Hi Daniel, we haven't used Debezium Server in particular, but I can offer some guidance on Debezium based on Kafka Connect, which should generally be equivalent.
Performance is going to be highly-dependent on many factors, such as, but not limited to:
- Event size
- Intra vs inter-region network traversal
- How many SMTs you're using
- Serialization format
Generally what we've seen is performance being serialization-bound where it's bottlenecked on CPU. The serialization here is taking the raw bytes from the usptream datastore and performing semantic/literal conversions to the Debezium format with Kafka Connect types.
Given this, you can only scale up a single instance so much as CPU clock speed for a single core will be the limiting factor for a task.
Other than that, there are 2 options:
- Tune various Kafka Connect producer/consumer configs such as linger.ms and others; and tune your specific Debezium connector configs such as queue or batch size.
- Trade-off: These go hand-in-hand with amount of system resources you would have and is use-case dependent and you may end up tuning over and over again.

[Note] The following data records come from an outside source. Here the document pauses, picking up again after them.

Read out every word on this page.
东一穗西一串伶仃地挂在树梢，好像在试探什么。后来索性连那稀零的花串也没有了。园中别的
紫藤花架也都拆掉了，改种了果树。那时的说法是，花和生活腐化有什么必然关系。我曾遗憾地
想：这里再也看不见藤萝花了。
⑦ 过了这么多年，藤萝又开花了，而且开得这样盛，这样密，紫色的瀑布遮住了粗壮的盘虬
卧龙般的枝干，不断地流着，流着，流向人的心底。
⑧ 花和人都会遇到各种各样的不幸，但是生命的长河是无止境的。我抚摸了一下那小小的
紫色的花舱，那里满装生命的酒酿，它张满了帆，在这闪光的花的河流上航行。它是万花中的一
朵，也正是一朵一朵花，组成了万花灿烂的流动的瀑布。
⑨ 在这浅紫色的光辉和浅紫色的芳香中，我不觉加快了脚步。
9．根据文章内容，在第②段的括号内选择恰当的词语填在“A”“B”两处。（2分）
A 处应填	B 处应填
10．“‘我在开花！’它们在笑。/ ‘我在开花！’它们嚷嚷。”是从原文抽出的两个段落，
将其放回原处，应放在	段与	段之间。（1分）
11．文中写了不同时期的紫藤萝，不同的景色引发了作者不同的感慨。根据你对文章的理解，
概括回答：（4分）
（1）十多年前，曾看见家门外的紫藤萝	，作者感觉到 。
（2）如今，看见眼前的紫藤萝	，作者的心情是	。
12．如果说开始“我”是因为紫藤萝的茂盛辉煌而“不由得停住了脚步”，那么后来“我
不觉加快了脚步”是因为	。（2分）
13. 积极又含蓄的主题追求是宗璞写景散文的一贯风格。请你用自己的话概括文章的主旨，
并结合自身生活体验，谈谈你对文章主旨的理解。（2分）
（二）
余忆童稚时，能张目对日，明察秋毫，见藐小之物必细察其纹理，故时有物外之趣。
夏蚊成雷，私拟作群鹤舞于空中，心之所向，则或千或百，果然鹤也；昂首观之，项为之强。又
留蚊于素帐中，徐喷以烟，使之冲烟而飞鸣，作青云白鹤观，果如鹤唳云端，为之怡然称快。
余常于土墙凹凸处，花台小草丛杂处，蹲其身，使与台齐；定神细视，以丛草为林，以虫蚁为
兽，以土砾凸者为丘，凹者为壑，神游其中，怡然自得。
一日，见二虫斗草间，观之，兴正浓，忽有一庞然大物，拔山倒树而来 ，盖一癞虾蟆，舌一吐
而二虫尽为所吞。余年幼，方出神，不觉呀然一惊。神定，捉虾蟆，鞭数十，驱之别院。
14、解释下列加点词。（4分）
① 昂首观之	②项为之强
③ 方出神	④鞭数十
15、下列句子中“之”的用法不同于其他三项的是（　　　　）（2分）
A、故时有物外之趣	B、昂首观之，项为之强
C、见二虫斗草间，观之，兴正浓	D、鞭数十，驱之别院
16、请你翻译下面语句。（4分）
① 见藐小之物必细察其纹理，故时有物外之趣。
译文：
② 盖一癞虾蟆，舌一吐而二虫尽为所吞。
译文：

- Depending on your connector, you may be able to bypass the Debezium serialization/deserialization and only pass through the raw bytes; no serialization hit. Then, downstream of Debezium, you would use some stream processing framework like Flink that can be used for massively-parallelizable transformations for the SMTs or enveloping.
- Trade-off: You lose out on the nice declarative SMT features of Debezium and a unified envelope, which makes interoperability with other systems harder. There's also more things to build and maintain, but you'll no longer be serialization-bound for a single task.